Le 16 août, Jean Marie Niyonkuru est envoyé dans la Rukoko avec plusieurs autres jeunes pour traquer « les groupes des bandits ». Le 17 août 2011, ces jeunes se font passer pour des rebelles et demandent aux cultivateurs et fermiers de la Rukoko où se trouveraient des positions de leurs supposés frères.
K.H, un cultivateur rencontré sur les lieux se rappelle : « Ils étaient tous armés et m’ont signifié qu’ils ont perdu leurs amis rebelles. Ils m’ont ensuite demandé de leur indiquer le chemin pour qu’ils les retrouvent. Je leur ai répondu que je n’en savais rien. » K.H indique qu’il a entendu des coups de feu : « C’est après que j’ai su qu’ils étaient tombés sur une patrouille des militaires et qu’ils avaient échangé des tirs. Jean Marie Niyonkuru est mort sur le champ ».
La famille du décédé assistée
Le lendemain, raconte des sources dans la commune de Mpanda, un véhicule de Joseph Kenyata, commissaire de la police à Cibitoke a ramené la dépouille mortelle jusqu’à la morgue de l’hôpital de la commune.
19 août, Augustin Ndihokubwayo annonce la nouvelle à la famille de Jean Marie Niyonkuru. « Le porteur de la mauvaise nouvelle a failli se faire lyncher », se souvient un témoin présent ce jour-là. Le 22 août, le corps de Niyonkuru arrive à Mabayi à bord d’un véhicule, plaque numéro B2188A du service de l’Hydraulique. Sa famille l’enterre à son domicile.
Selon des sources fiables, la famille de feu Jean Marie Niyonkuru aura reçu 300.000 Fbu des mains d’un certain Mani, membre du parti au pouvoir. La commune, quant à elle, a versé une somme de 30.000 Fbu pour l’enterrement avant de donner 100 kilogrammes de riz, 50 de haricots et de l’huile pour les sept jours de deuil.

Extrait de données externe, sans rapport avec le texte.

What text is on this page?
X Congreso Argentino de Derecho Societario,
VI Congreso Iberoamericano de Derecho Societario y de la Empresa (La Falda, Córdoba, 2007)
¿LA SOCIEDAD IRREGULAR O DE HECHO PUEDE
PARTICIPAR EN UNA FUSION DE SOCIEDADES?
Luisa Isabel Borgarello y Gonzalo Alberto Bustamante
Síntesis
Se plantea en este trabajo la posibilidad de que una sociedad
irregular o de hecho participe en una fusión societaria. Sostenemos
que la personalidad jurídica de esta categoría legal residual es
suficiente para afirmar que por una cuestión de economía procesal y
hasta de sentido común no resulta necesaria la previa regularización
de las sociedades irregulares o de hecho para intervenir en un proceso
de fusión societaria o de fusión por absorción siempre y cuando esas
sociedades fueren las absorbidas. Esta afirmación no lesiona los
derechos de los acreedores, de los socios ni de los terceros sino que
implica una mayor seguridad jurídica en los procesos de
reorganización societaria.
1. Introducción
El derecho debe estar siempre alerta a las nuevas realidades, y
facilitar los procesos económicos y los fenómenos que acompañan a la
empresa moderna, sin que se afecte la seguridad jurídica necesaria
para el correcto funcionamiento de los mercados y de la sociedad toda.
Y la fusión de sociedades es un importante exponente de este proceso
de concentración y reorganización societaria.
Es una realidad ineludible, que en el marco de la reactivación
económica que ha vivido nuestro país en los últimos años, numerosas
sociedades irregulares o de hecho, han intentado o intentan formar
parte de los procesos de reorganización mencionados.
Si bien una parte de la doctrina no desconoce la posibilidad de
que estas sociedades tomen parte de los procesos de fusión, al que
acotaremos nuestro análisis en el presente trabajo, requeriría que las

Une source affirme que l’administrateur communal a aussi promis à cette famille 30 tôles ainsi que la construction d’une clôture autour de la tombe.
Malgré cette sollicitude, les proches de Niyonkuru, qui affirment « vivre dans une constante peur sous la surveillance des Imbonerakure », demandent que lumière soit faite et que « les responsables de sa mort soient punis ».
D’où l’idée d’un plan…
Ces témoignages ont été recueillis après les propos de D.Y, habitant au chef lieu de la commune Mabayi, ancien militant des FNL, qui affirmait connaître l’existence « d’un plan d’élimination les membres des partis de l’opposition élaboré par des membres du parti au pouvoir. » Selon ce père de deux enfants, il s’agit d’engager des jeunes démobilisés ou Imbonerakure moyennant un paiement dont il ignore le montant. Leur mission : anéantir les éléments gênants pour le Cndd-Fdd dans n’importe quel coin du pays. Pour réussir leur mission, les concepteurs de ce plan auraient mis en place un groupe de cinq membres par commune, qui opérerait dans des circonscriptions dont ils ne sont pas originaires. C’est le cas de ce qui est arrivé à Jean Marie Niyonkuru, alias Nyabusa, tué ce 17 août…
« Time will tell us »
Le temps nous le dira, lâche Ezéchiel Nibigira, président de la ligue des jeunes du Cndd-Fdd. Rejetant en bloc les accusations portées contre la ligue, il lance que « quiconque attribue les cas de tueries aux Imbonerakure a comme objectif de désorienter les enquêtes judiciaires. » Selon lui, les conflits sociopolitiques qu’a connus le Burundi ont toujours été entretenus par le mensonge. La Ligue des Jeunes, ajoute-t-il, « n’a pensé et ne pensera jamais à faire reculer le pas déjà franchi par le pays en matière de sécurité ».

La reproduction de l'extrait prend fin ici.